I have made other choices in my life that I regret with everything in me. I have sat in pools and puddles of shame over my own actions. I have walked around with that sticky, itchy cloak of shame as a living thing clinging to my skin. I know what conviction feels like. I know what guilt feels like. I know because I have walked in it so many times. And the conviction I felt yesterday after I did what I knew I shouldn’t do was just as heavy, just as stark, just as soul-searing as when I had committed adultery.
That got my attention too. The fact that what I felt over what arguably was a fairly minor thing was just as major as when I committed one of the “big 10.” There’s a couple things I learned from that. One, that God was serious about what He had impressed upon me. Two, what I think is minor is not if God says it’s not.
I recognized other default patterns during the course of the day after that. I wanted to run from Him. I wanted to hide. My Bible was sitting on the table near me, and I hadn’t finished my normal study that morning. I should have gotten back to it, picked it back up and continued. But I didn’t. I looked at my Bible at one point and the thought crossed my mind that I had messed up and didn’t have the right to sit down with Him in relationship again. I had to pay for what I’d done. I had to earn that privilege again. I became surly and grumpy. My temper spouted. I couldn’t feel His joy, His peace. At a time when I needed it, I couldn’t access the well of faith in my heart.
I think I saw the play of the tempter during those hours.
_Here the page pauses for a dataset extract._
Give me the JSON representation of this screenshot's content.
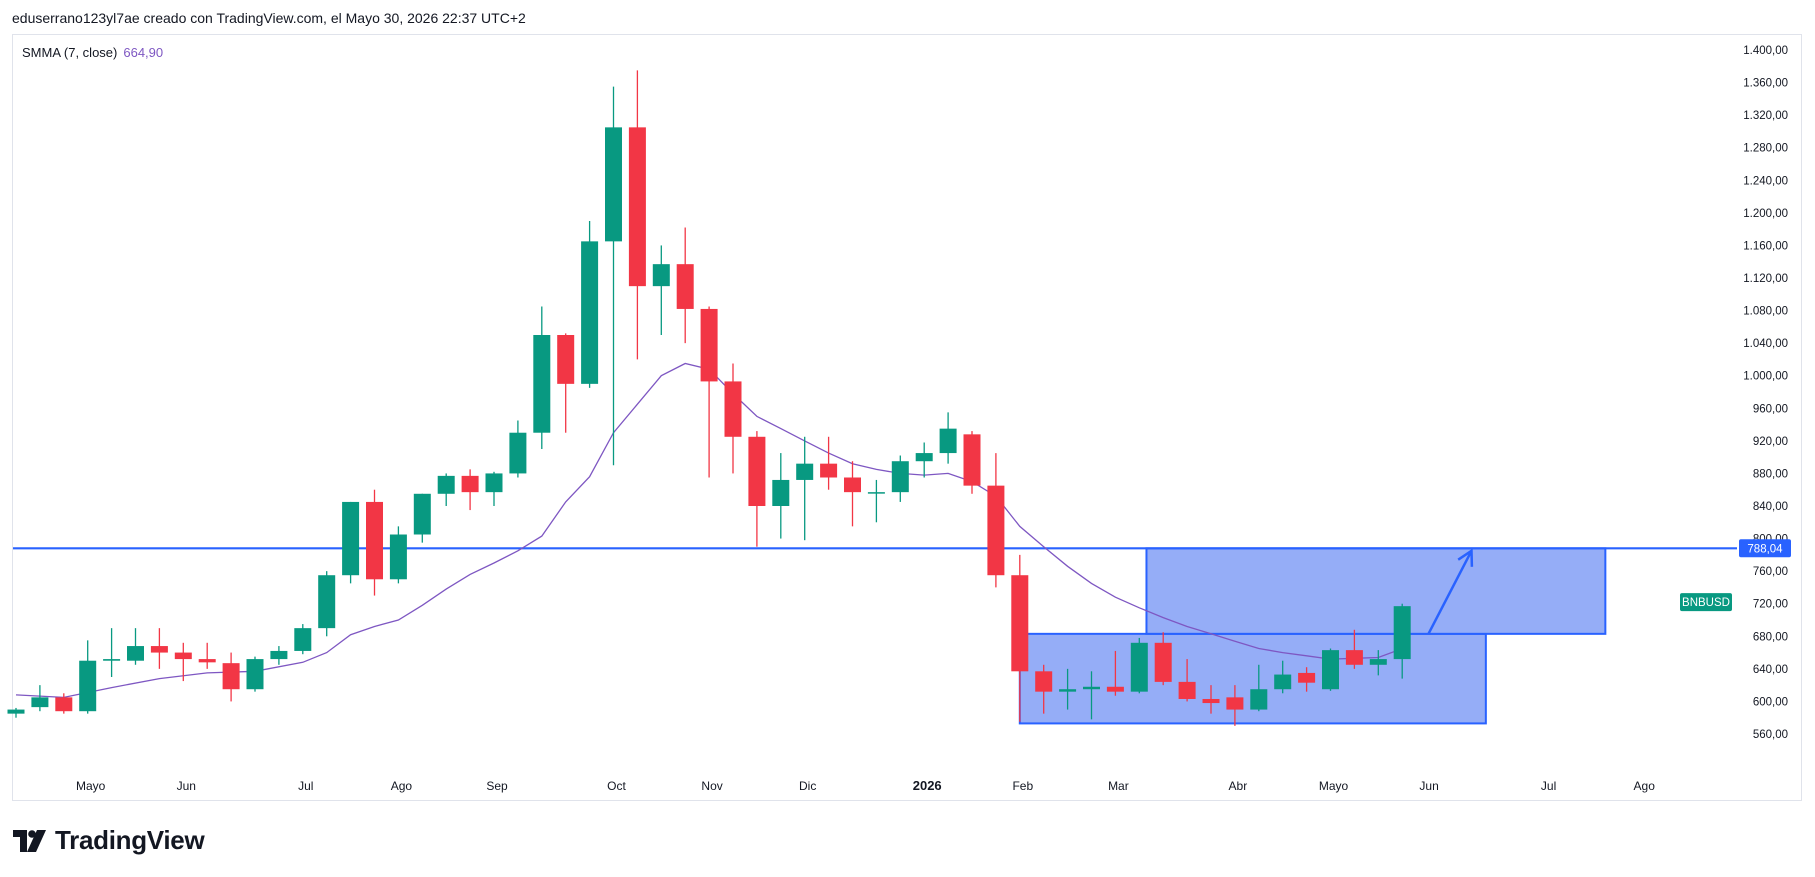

It’s been used before on me, and it’s worked in the past. But greater is He that is within me than he that is within the world. So the truth that I have been exposed to in His word, the foundations that He has laid in my heart would not allow me to believe the lies that were being whispered around me. If we confess our sins, He is faithful and just and will forgive us our sins and cleanse us from all unrighteousness. This is the truth. This is a promise, and God cannot go back on His promises.
That was a small skirmish in the bigger battle that occurred in my life yesterday. God won the skirmish, and I pray has won the battle. I pray that He has gotten my attention, that the conviction I endured, the guilt I brought on myself was enough to truly divert me from this harmful pattern. I don’t want the consequences, because even in my short-sighted stupidity I know they would be miserable. The battle between flesh and Spirit is one that will go on until I am with Him in person, and there will be many more skirmishes and sorties on the way. I know He wins in the end. I know that when I bow before Him and see Him, I will be completely healed, completely clean, because He is able to present me faultless before the throne. In the meantime, I pray I will heed Him when He tells me not to do something.